Be aware of the following points if you plan to use Secure RPC:
If a server crashes when no one is around (after a power failure for example), all the secret keys that are stored on the system are deleted. Now no process can access secure network services or mount an NFS file system. The important processes during a reboot are usually run as root, so these processes would work if root's secret key were stored away, but nobody is available to type the password that decrypts it. keylogin -r allows root to store the clear secret key in /etc/.rootkey, which keyserv reads.
Some systems boot in single-user mode, with a root login shell on the console and no password prompt. Physical security is imperative in such cases.
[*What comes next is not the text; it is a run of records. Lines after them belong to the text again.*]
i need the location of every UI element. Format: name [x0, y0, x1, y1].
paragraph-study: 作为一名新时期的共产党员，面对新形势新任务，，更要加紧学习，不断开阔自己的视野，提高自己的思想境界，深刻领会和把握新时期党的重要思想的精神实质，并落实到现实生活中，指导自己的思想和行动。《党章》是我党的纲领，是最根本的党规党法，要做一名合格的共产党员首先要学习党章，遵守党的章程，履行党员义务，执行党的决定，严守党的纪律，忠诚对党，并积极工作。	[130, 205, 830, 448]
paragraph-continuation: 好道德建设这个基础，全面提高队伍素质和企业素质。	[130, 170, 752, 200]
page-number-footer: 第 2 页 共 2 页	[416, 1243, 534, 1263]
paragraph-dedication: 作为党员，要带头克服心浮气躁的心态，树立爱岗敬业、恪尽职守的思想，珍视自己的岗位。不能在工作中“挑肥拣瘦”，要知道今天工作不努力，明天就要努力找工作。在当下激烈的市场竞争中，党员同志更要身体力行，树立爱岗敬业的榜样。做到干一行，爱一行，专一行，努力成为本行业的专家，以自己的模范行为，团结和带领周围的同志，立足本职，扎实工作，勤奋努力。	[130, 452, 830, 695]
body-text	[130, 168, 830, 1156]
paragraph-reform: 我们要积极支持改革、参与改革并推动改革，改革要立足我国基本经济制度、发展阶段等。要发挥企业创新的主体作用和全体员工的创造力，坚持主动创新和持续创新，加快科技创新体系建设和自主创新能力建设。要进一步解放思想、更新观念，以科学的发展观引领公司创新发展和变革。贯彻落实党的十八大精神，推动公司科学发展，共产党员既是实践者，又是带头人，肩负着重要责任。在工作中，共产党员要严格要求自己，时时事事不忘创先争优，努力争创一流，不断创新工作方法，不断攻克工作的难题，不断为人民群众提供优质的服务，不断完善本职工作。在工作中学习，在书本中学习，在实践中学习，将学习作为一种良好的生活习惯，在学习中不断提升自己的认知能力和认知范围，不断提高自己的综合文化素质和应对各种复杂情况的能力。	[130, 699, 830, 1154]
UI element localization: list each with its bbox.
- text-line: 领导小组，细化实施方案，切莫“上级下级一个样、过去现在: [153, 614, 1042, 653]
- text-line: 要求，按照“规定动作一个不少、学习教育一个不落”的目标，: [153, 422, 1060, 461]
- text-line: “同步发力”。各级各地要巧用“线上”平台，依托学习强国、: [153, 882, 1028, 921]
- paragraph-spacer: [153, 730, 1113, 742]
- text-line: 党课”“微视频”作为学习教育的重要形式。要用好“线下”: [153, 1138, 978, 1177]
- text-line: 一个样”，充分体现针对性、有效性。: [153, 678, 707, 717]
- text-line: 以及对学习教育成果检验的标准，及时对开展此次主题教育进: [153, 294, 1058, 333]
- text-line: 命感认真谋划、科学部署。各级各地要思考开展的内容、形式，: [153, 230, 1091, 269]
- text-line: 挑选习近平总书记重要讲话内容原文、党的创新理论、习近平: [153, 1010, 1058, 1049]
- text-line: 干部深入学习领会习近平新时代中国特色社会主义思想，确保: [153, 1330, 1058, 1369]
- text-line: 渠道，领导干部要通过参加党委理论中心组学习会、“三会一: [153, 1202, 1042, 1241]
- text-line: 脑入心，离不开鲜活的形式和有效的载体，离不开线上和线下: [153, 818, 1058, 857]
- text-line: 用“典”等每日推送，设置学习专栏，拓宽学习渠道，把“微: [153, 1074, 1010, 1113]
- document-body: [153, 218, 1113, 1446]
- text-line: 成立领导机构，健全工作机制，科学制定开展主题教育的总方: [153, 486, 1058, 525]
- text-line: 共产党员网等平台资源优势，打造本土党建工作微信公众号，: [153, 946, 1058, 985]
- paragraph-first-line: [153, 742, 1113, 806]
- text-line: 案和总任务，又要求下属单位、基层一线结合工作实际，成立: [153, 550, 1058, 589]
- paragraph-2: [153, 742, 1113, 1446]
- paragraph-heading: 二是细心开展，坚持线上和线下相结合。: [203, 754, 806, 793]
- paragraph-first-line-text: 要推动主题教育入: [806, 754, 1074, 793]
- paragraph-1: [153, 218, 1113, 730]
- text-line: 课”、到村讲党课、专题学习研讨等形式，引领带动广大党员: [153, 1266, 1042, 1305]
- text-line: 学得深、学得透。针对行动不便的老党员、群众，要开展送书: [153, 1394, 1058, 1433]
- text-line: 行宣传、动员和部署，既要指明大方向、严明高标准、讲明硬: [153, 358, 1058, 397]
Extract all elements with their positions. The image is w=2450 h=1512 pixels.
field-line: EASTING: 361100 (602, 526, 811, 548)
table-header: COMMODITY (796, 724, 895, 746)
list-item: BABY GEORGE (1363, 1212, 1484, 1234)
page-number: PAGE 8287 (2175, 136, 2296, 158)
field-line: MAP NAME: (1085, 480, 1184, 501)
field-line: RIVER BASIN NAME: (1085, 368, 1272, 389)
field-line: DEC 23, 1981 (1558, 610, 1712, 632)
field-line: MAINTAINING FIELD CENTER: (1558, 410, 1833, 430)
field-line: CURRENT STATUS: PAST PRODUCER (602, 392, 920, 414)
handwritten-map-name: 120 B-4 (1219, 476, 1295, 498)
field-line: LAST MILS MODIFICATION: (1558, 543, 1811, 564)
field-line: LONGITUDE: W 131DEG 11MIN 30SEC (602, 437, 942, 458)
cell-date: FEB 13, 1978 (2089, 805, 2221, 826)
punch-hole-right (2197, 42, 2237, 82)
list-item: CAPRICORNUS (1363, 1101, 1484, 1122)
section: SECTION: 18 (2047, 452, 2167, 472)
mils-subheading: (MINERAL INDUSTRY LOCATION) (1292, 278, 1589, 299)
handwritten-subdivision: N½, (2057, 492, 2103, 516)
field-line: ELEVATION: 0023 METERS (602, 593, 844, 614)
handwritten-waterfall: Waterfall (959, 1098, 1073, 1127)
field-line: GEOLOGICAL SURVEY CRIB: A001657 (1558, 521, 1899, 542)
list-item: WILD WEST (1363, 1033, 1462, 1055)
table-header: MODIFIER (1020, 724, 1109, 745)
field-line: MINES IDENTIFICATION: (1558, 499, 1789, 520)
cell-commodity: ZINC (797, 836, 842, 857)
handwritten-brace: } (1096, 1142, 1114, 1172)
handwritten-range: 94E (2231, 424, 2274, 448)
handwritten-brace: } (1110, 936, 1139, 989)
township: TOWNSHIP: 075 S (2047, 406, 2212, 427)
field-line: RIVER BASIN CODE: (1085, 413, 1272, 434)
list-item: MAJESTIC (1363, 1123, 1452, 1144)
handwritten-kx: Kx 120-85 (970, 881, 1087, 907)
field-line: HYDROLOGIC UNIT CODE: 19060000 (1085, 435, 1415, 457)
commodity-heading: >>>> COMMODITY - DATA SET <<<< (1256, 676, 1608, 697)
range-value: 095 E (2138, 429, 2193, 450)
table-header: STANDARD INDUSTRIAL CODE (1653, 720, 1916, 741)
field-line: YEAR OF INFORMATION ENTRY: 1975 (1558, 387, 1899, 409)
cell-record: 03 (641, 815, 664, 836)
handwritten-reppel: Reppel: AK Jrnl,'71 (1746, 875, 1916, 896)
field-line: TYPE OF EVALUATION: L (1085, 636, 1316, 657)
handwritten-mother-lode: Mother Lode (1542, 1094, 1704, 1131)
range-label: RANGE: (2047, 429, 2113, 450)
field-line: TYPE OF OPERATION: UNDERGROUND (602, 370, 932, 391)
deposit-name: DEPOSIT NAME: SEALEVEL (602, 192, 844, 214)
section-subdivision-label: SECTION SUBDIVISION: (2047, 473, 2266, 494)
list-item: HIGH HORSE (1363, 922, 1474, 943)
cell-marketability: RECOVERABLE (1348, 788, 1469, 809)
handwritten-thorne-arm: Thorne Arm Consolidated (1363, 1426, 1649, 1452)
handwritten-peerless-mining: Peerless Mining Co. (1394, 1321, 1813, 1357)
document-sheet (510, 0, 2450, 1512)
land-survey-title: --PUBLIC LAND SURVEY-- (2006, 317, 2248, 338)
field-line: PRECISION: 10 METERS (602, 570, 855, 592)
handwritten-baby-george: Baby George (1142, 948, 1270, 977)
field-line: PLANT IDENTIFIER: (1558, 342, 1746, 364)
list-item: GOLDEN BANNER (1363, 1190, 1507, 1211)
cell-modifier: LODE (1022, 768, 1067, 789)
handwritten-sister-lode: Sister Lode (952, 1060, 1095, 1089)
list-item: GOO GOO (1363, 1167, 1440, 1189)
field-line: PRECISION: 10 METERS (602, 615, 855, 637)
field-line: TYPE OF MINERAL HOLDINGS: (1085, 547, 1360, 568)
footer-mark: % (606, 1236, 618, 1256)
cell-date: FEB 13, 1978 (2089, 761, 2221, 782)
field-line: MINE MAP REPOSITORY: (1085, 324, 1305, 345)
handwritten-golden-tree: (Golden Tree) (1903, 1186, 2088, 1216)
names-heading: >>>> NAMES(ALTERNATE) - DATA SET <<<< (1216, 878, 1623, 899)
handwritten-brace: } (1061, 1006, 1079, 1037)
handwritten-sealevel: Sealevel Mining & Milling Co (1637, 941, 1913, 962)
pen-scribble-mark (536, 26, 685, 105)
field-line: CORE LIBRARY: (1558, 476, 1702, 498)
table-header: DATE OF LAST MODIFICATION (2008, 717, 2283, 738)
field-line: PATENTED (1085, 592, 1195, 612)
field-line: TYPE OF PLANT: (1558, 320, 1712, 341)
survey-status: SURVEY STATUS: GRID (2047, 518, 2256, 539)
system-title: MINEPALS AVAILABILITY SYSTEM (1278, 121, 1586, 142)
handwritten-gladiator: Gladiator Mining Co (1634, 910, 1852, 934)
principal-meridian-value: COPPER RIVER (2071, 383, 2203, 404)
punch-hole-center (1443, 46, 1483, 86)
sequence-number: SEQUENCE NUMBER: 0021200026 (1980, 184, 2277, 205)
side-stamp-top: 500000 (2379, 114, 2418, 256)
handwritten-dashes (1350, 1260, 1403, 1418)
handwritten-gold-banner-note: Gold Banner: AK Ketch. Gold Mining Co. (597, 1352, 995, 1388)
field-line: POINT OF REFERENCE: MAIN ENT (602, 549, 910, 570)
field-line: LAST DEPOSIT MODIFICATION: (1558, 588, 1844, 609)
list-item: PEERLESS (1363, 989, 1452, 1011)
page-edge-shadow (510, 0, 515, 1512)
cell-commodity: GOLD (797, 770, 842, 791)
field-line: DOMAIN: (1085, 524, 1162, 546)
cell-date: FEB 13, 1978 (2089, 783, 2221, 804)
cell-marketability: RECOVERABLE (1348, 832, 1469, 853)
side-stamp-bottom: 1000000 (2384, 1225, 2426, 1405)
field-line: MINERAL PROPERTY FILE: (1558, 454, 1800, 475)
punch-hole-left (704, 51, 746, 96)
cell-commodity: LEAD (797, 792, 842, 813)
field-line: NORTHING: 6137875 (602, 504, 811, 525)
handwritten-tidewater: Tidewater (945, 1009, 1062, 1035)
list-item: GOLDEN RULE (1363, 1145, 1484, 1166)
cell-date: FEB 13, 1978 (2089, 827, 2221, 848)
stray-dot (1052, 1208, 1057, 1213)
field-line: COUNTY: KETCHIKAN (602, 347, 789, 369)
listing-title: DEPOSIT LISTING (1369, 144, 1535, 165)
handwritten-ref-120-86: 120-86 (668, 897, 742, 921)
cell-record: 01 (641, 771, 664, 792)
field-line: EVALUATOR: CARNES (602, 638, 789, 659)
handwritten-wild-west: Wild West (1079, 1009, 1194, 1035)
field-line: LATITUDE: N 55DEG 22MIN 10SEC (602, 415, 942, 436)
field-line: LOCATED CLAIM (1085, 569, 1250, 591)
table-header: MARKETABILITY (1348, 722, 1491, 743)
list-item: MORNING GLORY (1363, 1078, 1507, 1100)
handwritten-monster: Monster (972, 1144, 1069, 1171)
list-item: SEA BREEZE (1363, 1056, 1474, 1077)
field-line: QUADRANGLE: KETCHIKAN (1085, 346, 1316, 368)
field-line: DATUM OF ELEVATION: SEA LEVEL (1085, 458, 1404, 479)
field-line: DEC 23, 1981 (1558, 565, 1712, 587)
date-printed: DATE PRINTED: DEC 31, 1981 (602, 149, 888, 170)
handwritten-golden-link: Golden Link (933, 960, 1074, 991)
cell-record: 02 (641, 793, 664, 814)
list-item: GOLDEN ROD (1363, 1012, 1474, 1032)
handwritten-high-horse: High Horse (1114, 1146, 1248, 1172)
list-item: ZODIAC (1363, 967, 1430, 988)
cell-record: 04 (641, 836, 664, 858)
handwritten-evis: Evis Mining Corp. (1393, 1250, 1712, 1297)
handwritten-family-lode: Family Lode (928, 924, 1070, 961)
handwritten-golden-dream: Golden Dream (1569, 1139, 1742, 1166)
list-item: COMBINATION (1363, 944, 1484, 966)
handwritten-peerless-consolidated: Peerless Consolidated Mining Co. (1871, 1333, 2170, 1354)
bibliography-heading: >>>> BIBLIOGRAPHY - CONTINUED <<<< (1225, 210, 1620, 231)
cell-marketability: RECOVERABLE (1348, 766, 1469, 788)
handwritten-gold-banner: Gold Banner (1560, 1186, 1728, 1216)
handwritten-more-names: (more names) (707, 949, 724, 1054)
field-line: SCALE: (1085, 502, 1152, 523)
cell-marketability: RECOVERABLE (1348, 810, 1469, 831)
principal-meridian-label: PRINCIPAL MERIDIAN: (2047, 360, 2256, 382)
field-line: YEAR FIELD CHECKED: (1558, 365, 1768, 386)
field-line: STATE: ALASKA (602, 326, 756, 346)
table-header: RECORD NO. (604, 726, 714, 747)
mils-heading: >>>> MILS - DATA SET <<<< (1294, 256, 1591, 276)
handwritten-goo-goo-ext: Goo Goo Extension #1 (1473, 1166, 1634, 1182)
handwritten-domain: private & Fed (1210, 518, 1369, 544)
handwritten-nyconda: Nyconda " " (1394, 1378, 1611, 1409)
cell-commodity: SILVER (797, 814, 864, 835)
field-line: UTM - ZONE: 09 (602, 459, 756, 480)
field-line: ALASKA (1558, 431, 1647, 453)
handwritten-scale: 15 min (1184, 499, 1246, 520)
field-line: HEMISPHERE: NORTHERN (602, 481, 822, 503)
Diskless computer booting is not totally secure. Somebody could impersonate the boot server and boot a devious kernel that, for example, makes a record of your secret key on a remote computer. The Secure NFS system provides protection only after the kernel and the key server are running. Before that, there is no way to authenticate the replies given by the boot server. This could be a serious problem, but it requires a sophisticated attack, using kernel source code. Also, the crime would have evidence. If you polled the network for boot servers, you would discover the devious boot server's location.
Most setuid programs are owned by root; if root's secret key is stored in /etc/.rootkey, these programs behave as they always have. If a setuid program is owned by a user, however, it may not always work. For example, if a setuid program is owned by dave and dave has not logged into the computer since it booted, then the program would not be able to access secure network services.
If you log in to a remote computer (using login, rlogin, or telnet) and use keylogin to gain access, you give access to your account. This is because your secret key gets passed to that computer's key server, which then stores it. This is only a concern if you don't trust the remote computer. If you have doubts, however, don't log in to a remote computer if it requires a password. Instead, use the NFS environment to mount file systems shared by the remote computer. As an alternative, you can use keylogout to delete the secret key from the key server.
If a home directory is shared with the -o sec=dh or -o sec=krb4 options, then remote logins can be a problem. If the /etc/hosts.equiv or ~/.rhosts files are set to not prompt for a password, the login will succeed, but the user will not be able to access their home directory because no authentication has occurred locally. If the user is prompted for a password, then as long as the password matches the network password, the user will have access to their home directory.